Key configuration snippet


[server]
do_test = true

[trainer]
type = "HuggingFace"
model_type = "huggingface"
model_name = "HuggingFaceTB/SmolLM2-135M"
tokenizer_name = "HuggingFaceTB/SmolLM2-135M-Instruct"
max_concurrency = 1
gradient_accumulation_steps = 4
gradient_checkpointing = true
target_perplexity = 50

[evaluation]
type = "lighteval"
preset = "smollm_round_fast"
primary_metric = "ifeval_avg"
backend = "transformers"
batch_size = 1
model_parallel = false
device = "cuda:0"
show_progress = true
max_samples = 32

What the preset runs

smollm_round_fast evaluates five tasks:

IFEval
HellaSwag
ARC Easy
ARC Challenge
PIQA

Plato normalizes their outputs into the following summary metrics:

ifeval_avg
hellaswag
arc_easy
arc_challenge
arc_avg
piqa

Sampling behaviour

max_samples = 32 is a per-task cap, not a global cap.

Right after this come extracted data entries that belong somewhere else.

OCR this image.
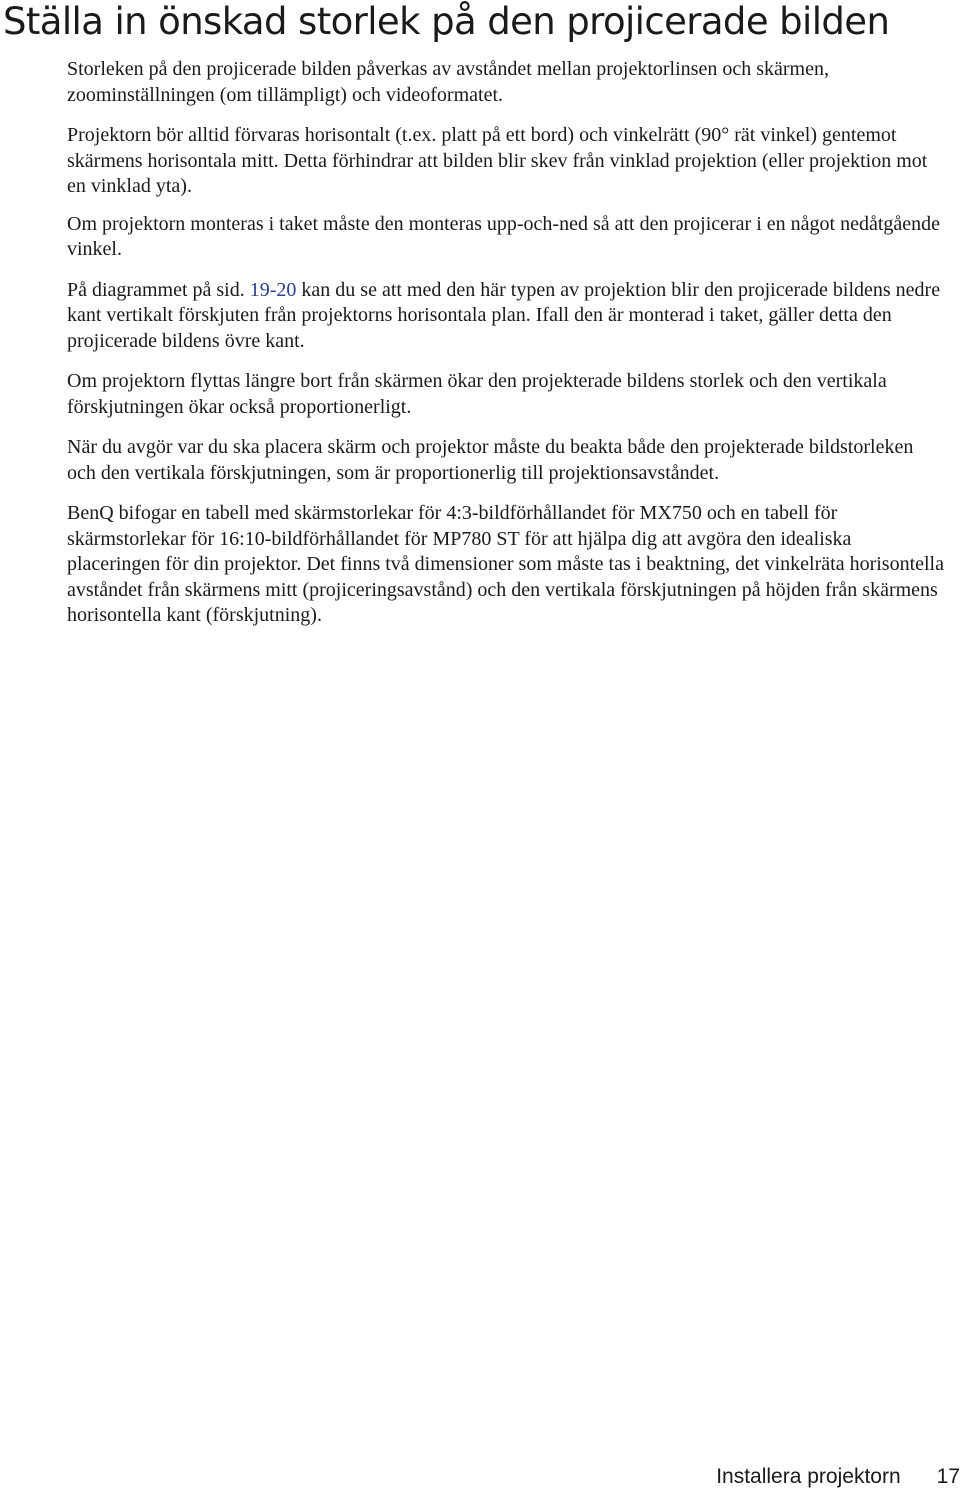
Ställa in önskad storlek på den projicerade bilden

Storleken på den projicerade bilden påverkas av avståndet mellan projektorlinsen och skärmen, zoominställningen (om tillämpligt) och videoformatet.

Projektorn bör alltid förvaras horisontalt (t.ex. platt på ett bord) och vinkelrätt (90° rät vinkel) gentemot skärmens horisontala mitt. Detta förhindrar att bilden blir skev från vinklad projektion (eller projektion mot en vinklad yta).

Om projektorn monteras i taket måste den monteras upp-och-ned så att den projicerar i en något nedåtgående vinkel.

På diagrammet på sid. 19-20 kan du se att med den här typen av projektion blir den projicerade bildens nedre kant vertikalt förskjuten från projektorns horisontala plan. Ifall den är monterad i taket, gäller detta den projicerade bildens övre kant.

Om projektorn flyttas längre bort från skärmen ökar den projekterade bildens storlek och den vertikala förskjutningen ökar också proportionerligt.

När du avgör var du ska placera skärm och projektor måste du beakta både den projekterade bildstorleken och den vertikala förskjutningen, som är proportionerlig till projektionsavståndet.

BenQ bifogar en tabell med skärmstorlekar för 4:3-bildförhållandet för MX750 och en tabell för skärmstorlekar för 16:10-bildförhållandet för MP780 ST för att hjälpa dig att avgöra den idealiska placeringen för din projektor. Det finns två dimensioner som måste tas i beaktning, det vinkelräta horisontella avståndet från skärmens mitt (projiceringsavstånd) och den vertikala förskjutningen på höjden från skärmens horisontella kant (förskjutning).

Installera projektorn 17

That means the run evaluates up to 32 examples from each task, using a deterministic shuffled subset inside Lighteval. This is useful for fast round-by-round feedback, but it produces partial benchmark numbers rather than full leaderboard-style scores.

Result logging

The runtime CSV is the canonical result log. Summary columns can be declared up front:


[results]
types = "round, elapsed_time, accuracy, train_loss, evaluation_ifeval_avg, evaluation_hellaswag, evaluation_arc_avg, evaluation_piqa"

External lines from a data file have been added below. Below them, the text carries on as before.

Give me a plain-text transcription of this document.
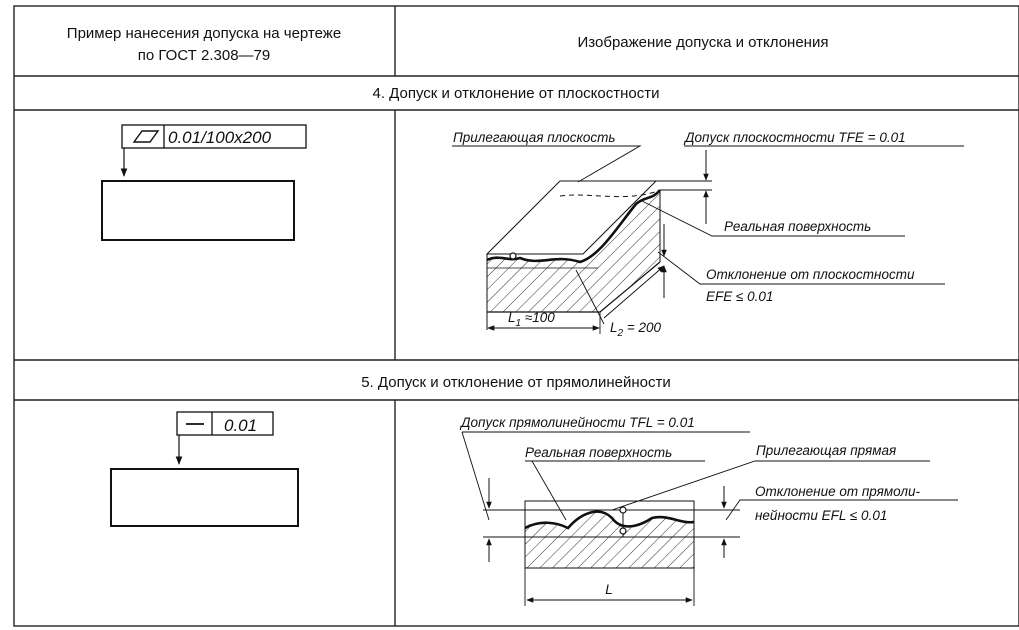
Пример нанесения допуска на чертеже
по ГОСТ 2.308—79
Изображение допуска и отклонения
4. Допуск и отклонение от плоскостности
0.01/100x200	Прилегающая плоскость	Допуск плоскостности TFE = 0.01
Реальная поверхность
Отклонение от плоскостности
EFE ≤ 0.01
$L_1 \approx 100$
$L_2 = 200$
5. Допуск и отклонение от прямолинейности
0.01	Допуск прямолинейности TFL = 0.01
Реальная поверхность	Прилегающая прямая
Отклонение от прямоли-
нейности EFL ≤ 0.01
L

Plato also appends detailed Lighteval metrics automatically when they appear, for example:

evaluation_ifeval_prompt_level_strict_acc
evaluation_ifeval_prompt_level_loose_acc
evaluation_ifeval_inst_level_loose_acc
evaluation_arc_easy_acc
evaluation_arc_challenge_acc_stderr
evaluation_hellaswag_em
evaluation_piqa_em

So you can start with the summary columns above and still get the detailed task metrics in the same CSV file.

Runtime notes

batch_size = 1 and model_parallel = false are conservative defaults intended for reliable server-side evaluation on multi-GPU hosts.
device = "cuda:0" keeps the evaluator on one explicit GPU instead of relying on broad multi-GPU auto-detection.
If you want evaluator failures to stop the run, add:


[evaluation]
fail_on_error = true

Otherwise Plato logs the evaluator exception and continues the training run without structured benchmark outputs for that round.